The Grand Archives, The Grand Archives
The Grand Archives is the latest project from Mat Brooke (Band of Horses, Carissa’s Wierd). The Archives’ self-titled debut prides itself on being light-hearted and uplifting, and indeed, it’s the audio equivalent of a sunny, cloudless day. Seriously, there isn’t an unpleasant note on the whole album. This is great — if perpetual sunshine is your thing, that is.
The opener, “Torn Foam Blue Couch,” is textbook feel-good, built on steadily driving percussion and jangly guitar. Soaked with sweetness and mild melancholy, Brooke’s airy vocals are paralyzingly comforting.
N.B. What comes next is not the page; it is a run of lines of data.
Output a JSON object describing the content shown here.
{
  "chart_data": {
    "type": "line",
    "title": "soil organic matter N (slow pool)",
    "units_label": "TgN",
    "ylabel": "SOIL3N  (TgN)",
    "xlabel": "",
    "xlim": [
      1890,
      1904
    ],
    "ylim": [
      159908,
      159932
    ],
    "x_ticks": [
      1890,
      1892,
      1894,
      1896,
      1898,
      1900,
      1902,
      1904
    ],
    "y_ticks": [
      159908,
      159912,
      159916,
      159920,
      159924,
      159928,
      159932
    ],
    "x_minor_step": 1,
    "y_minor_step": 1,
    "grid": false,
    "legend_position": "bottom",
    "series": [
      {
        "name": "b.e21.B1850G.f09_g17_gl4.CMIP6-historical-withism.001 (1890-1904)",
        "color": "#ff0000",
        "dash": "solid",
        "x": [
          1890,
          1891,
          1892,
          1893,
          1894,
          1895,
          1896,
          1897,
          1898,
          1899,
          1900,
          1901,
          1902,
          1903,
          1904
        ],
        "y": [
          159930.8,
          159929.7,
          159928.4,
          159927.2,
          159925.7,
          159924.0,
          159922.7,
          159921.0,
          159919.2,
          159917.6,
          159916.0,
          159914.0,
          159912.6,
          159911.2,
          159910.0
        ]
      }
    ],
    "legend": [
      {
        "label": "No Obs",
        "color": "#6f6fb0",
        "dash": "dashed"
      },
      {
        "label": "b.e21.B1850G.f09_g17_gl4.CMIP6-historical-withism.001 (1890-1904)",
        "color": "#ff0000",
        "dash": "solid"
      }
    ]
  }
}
The bliss then cools down a bit with “Miniature Birds,” a mellow yet bouncy track. It starts with a whistled melody over harmonica, and the verses have the perfect hint of discordance. The song then ends with a couple of horn breaks, channeling Beulah at their best. Careful craftmanship continues throughout the album: see the washy guitars on “Swan Matches”; the harmonica and bells on “George Kaminski”; the dragging pedal steel in “A Setting Sun”; and the strings a bit before the halfway mark of “Sleepdriving.”
In spite of the album’s many notable high points, though, there’s something exhausting about it all; as easy as the songs are to like, they’re just as easy to get tired of. Like the Coldplay-ish reverb-y guitar riff that begins “Index Moon,” the album overall feels like a string of stuff you’ve heard already, and a lot. The only track that really catches you off-guard is the excellent “Breezy No Breezy,” an instrumental which comes across as warm and creepy, like a present-day Western. The overwhelming emotional weight of the songs, however, detracts from the genuinely solid songwriting that Brooke is clearly capable of. There’s nothing wrong with music seeming familiar, but it shouldn’t bore you, too.